What does MOV EAX, DWORD PTR DS:[ESI] mean and what does it do?

Solution 1:

Registers in square brackets such as [ESI] are dereferenced pointers. The instruction you quote moves the DWORD (a 32-bit/4-byte value) in memory location specified by ESI into register EAX. In your case, memory location 00402050, read as a DWORD, contains 34333231.

Written in pseudo-C:

DWORD EAX;   /* Declaring the registers as we find them in silico */
DWORD ESI;

ESI = 0x00402050;  /* Set up your initial conditions for ESI */
EAX = *((DWORD *)ESI);   /* mov EAX, DWORD PTR [ESI] */
/*  ^ ^  ^^^^^^^    */
/*  | |     |       */
/*  | |     +-----------  From "DWORD PTR" we get "DWORD *" in C.          */
/*  | |             */ 
/*  | +-----------------  The C dereferencing operator * replaces [].      */
/*  |               */ 
/*  +-------------------  The C assignment operator = replaces mov opcode. */ 

In your case, it is not true that 0x00402050 "equals" the string "1234567890" -- rather it points to the memory which contains that string.

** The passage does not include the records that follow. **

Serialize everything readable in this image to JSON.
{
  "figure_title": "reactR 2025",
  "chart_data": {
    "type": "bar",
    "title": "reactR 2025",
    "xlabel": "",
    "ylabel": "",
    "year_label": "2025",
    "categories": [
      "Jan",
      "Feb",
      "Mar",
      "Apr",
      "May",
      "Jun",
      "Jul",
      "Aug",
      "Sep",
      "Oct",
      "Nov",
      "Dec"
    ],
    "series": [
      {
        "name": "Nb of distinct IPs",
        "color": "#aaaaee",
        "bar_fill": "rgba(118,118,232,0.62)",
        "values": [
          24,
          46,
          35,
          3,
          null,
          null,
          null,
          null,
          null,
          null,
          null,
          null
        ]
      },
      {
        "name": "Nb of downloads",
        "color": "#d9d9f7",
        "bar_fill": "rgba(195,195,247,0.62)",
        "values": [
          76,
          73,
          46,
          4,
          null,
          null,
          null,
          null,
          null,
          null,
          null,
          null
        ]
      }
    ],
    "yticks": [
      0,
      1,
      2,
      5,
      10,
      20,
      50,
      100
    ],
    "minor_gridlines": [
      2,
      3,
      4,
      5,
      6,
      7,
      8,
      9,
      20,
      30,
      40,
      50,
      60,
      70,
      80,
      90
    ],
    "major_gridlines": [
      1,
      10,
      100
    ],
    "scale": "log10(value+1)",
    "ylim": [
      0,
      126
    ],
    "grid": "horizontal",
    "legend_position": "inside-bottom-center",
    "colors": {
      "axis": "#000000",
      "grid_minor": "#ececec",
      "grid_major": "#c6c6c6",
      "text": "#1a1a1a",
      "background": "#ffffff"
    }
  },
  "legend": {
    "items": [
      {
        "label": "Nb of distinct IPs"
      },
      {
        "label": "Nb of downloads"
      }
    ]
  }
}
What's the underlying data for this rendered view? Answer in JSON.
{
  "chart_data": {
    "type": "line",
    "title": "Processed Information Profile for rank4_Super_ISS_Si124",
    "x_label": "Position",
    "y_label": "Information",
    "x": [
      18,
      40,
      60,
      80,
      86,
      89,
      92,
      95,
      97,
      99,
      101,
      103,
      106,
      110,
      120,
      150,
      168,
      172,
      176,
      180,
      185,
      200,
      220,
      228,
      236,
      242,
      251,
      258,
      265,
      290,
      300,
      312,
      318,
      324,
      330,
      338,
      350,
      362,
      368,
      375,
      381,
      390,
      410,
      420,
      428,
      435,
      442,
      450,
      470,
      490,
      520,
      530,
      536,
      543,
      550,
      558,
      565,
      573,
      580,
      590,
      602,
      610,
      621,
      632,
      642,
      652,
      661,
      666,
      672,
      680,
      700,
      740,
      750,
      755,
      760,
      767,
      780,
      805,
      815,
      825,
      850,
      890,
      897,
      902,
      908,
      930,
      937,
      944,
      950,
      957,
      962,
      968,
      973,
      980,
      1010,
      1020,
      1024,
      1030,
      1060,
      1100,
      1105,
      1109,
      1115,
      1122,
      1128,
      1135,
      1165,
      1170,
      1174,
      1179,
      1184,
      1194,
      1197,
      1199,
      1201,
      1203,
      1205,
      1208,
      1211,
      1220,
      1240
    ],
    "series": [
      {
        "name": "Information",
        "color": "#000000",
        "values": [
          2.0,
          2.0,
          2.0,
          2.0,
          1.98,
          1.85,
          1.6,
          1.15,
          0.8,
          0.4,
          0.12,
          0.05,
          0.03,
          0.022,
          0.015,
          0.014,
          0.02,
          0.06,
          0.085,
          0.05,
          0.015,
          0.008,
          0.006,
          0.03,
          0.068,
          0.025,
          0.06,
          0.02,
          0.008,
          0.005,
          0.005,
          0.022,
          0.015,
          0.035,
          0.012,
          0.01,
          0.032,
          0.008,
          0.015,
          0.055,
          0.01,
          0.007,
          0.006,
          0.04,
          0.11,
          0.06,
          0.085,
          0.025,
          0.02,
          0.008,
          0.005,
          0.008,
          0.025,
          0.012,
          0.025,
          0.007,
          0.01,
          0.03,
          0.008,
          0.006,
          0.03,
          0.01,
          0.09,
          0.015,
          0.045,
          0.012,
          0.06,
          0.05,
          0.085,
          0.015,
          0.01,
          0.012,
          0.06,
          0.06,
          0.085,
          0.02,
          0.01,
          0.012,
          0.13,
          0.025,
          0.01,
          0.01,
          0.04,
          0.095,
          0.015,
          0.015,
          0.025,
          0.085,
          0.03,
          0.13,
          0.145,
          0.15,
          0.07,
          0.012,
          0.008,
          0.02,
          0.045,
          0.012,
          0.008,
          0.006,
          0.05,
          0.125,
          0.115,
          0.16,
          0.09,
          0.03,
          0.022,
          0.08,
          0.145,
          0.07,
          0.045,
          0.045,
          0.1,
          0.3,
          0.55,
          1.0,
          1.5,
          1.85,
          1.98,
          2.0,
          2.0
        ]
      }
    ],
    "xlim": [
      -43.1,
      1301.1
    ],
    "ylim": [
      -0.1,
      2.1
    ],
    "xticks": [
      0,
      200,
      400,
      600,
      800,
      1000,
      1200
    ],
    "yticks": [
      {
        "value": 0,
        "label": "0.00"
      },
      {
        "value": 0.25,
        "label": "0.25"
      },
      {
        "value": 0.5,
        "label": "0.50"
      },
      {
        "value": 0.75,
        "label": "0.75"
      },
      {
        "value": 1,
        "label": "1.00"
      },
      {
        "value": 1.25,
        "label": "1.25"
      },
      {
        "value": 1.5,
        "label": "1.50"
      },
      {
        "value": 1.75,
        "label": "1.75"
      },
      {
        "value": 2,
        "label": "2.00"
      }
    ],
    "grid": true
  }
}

The value which you obtain, 0x34333231 is comprised from the ASCII values for the digits "1234", which are the first four bytes (i.e., the first DWORD) of the string. They appear in reversed order because the Intel architecture is "little endian" in the byte representation of a DWORD in memory.

In your example at this time, the mov instruction is loading ASCII characters as if they were the four bytes of an unsigned long value, when they are actually a string of single-byte characters.